That is to be expected since the Mon is more sheltered by the ridge of hills than the Allegheny. A WSW wind will blow pretty much along the Allegheny if it can touch down. WSW wind is most likely to reach the Mon by being deflected around the ridge; that makes it harder for strong winds to arrive there.

One curious anomaly was that, from time to time, a Northwesterly wind blew over the water. That was clearest at the farthest point of my sail up the Mon, where my return sailing track points directly Westward. There were also similar moments on the Allegheny.

The sailing on the Allegheny was most entertaining because of the pleasure boats clustered aroung the LST and PNC Park.
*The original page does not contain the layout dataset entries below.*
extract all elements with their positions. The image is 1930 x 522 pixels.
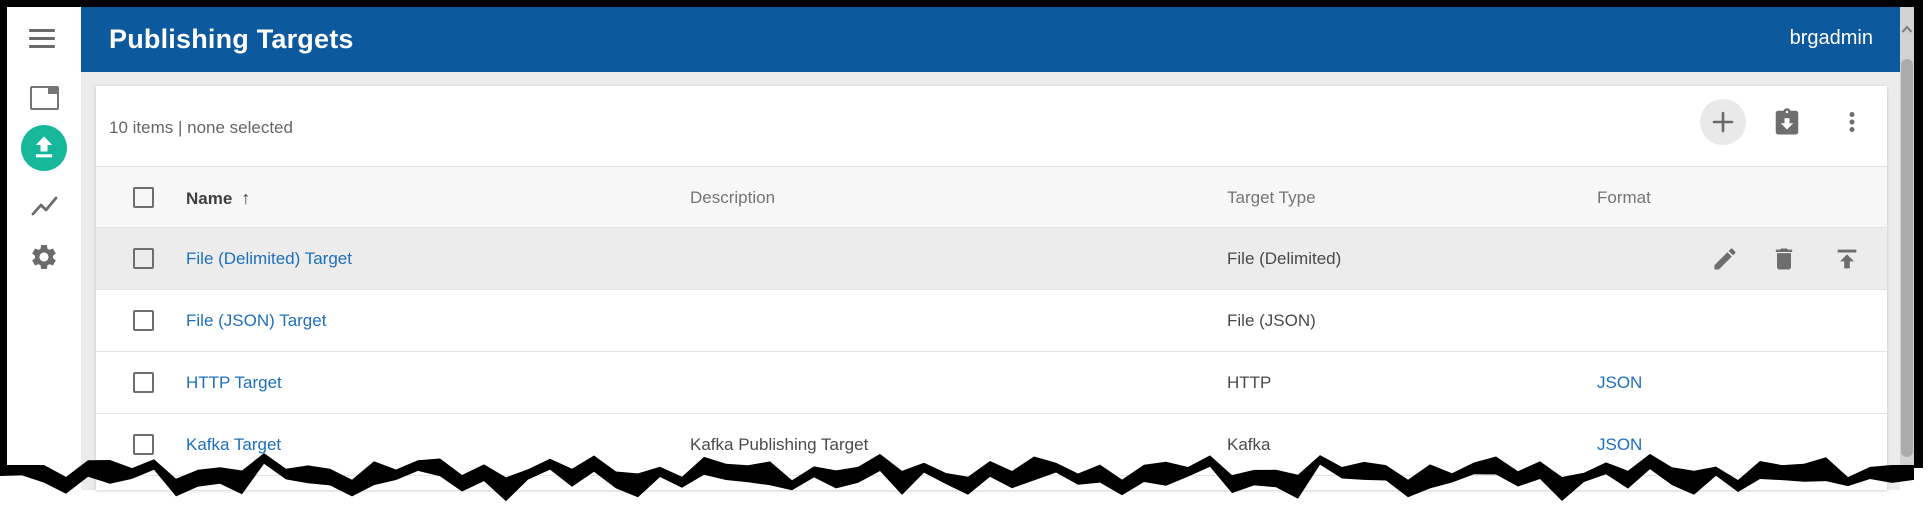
sort-asc-icon: ↑ <box>241 188 251 208</box>
column-header-name[interactable]: Name ↑ <box>186 188 251 208</box>
column-header-target-type[interactable]: Target Type <box>1227 188 1316 207</box>
row-checkbox[interactable] <box>133 434 154 455</box>
format-link[interactable]: JSON <box>1597 435 1643 454</box>
row-checkbox[interactable] <box>133 248 154 269</box>
target-type-cell: File (Delimited) <box>1227 249 1342 268</box>
selection-status: 10 items | none selected <box>109 118 293 137</box>
more-vert-icon <box>1837 112 1867 141</box>
add-button[interactable] <box>1700 99 1746 145</box>
table-row[interactable]: Kafka Target Kafka Publishing Target Kaf… <box>96 414 1887 476</box>
column-header-description[interactable]: Description <box>690 188 776 207</box>
delete-button[interactable] <box>1770 245 1798 273</box>
column-header-format[interactable]: Format <box>1597 188 1651 207</box>
target-name-link[interactable]: File (Delimited) Target <box>186 249 352 268</box>
gear-icon <box>29 245 59 276</box>
upload-top-icon <box>1837 249 1857 269</box>
target-name-link[interactable]: File (JSON) Target <box>186 311 327 330</box>
frame-border-top <box>0 0 1923 7</box>
select-all-checkbox[interactable] <box>133 187 154 208</box>
upload-target-button[interactable] <box>1833 245 1861 273</box>
table-row[interactable]: File (Delimited) Target File (Delimited) <box>96 228 1887 290</box>
more-actions-button[interactable] <box>1837 107 1867 137</box>
sidebar-item-publish-active[interactable] <box>21 125 67 171</box>
scrollbar-thumb[interactable] <box>1901 59 1913 457</box>
sidebar <box>7 7 81 490</box>
row-checkbox[interactable] <box>133 372 154 393</box>
clipboard-import-icon <box>1772 108 1802 141</box>
table-row[interactable]: File (JSON) Target File (JSON) <box>96 290 1887 352</box>
sidebar-item-monitor[interactable] <box>29 192 59 222</box>
row-checkbox[interactable] <box>133 310 154 331</box>
frame-border-left <box>0 0 7 468</box>
content-card: 10 items | none selected Name ↑ <box>96 86 1887 490</box>
target-type-cell: Kafka <box>1227 435 1271 454</box>
menu-button[interactable] <box>29 24 59 54</box>
sidebar-item-windows[interactable] <box>29 82 59 112</box>
sidebar-item-settings[interactable] <box>29 242 59 272</box>
table-header-row: Name ↑ Description Target Type Format <box>96 166 1887 228</box>
target-type-cell: HTTP <box>1227 373 1272 392</box>
table-row[interactable]: HTTP Target HTTP JSON <box>96 352 1887 414</box>
target-name-link[interactable]: Kafka Target <box>186 435 282 454</box>
user-menu[interactable]: brgadmin <box>1789 27 1873 49</box>
target-name-link[interactable]: HTTP Target <box>186 373 282 392</box>
pencil-icon <box>1714 248 1736 270</box>
frame-border-right <box>1914 0 1923 468</box>
format-link[interactable]: JSON <box>1597 373 1643 392</box>
app-bar: Publishing Targets brgadmin <box>81 7 1900 72</box>
vertical-scrollbar[interactable] <box>1900 7 1914 468</box>
target-type-cell: File (JSON) <box>1227 311 1316 330</box>
import-button[interactable] <box>1772 107 1802 137</box>
hamburger-icon <box>29 28 59 48</box>
edit-button[interactable] <box>1711 245 1739 273</box>
trash-icon <box>1775 248 1793 270</box>
chart-icon <box>29 196 59 226</box>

But the sailing on the Mon was most interesting, for that is where the wind anomalies presented little puzzles to solve. You need to sense when a wind anomaly like this is taking place, as it was on the Mon, and how to respond to it. While I was decoding the winds, three of the Gatewayclipper fleet set sail, looping around the river, while I used whatever wind I could grab to keep out of their way. That made the sailing even more interesting.

It was during this period of sailing that I saw something in the distance. It was a white triangle much further up the Mon. It was another sailboat. IT WAS ANOTHER SAILBOAT! I'd resigned myself to being the ony leisure sailor on the river, aside from a few highly-organized regatta type events. But here was another sailor, just taking a sail.

Robinson Crusoe, walking the beach and finding a human footprint, could not have been more delighted.


My instant urge was to sail up to join them. However, I knew that would be folly. They were about a mile away. In this this light, erratic air, it would add an hour or two to my voyage if I tried. And they might not be there by the time I arrived. So reluctantly, I turned my bows for the Point and home.

If that was you sailing on the river today, please drop me a line!

Finally, there was a quite delightful moment earlier in the voyage. I'd moored at the dock near Kayak Pittsburgh, between the 6th and 7th Street Bridges. One of the Pittsburgh River taxis was moored a few yards away. They'd brought people to the game and were waiting for their return. I'd just taken a photo of my docked boat. It's nothing especially interesting; it just records that I was there:


One of the crew had been sitting on the river taxi deck and called out. He asked me if I'd like him to take photos. I told him I'd be delighted since I can never get photos of myself under sail; I can only get the view from the deck.

It turns out that Ron was retired from the Coast Guard and himself a sailor, who sails at Lake Arthur. We spent a few relaxed minutes chatting, while I ate my lunch of cranberries and walnuts.His son had been to Australia (Queensland) with the US Army. Ron taught river safety classes and knew all the rules governing powerboats and sailboats. An hour or so later, while sailing on the Mon, a powerboat and I came on a collision course. The powerboat just kept his course, missing my bow by inches and, I'm assuming from the cheery hallos, the boat occupants were wondering why I hadn't turned away. How I wish they'd taken Ron's class!

Here are the photos Ron took as I awkwardly sailed to and fro, trying to stay close enough in for a good photo, while navigating around an awkwardly anchored powerboat. Thanks again, Ron!

Under sail


It had been a near perfect day of sailing. Not too hot; not too cold. Enough wind to keep moving. The periods of dead air did not last long enough to be bothersome. There were a few strong gusts that would send me shooting across the water. And it was interesting. There was lots going on: plenty to see and plenty of boats to navigate around. I came home a lot later than I promised Eve.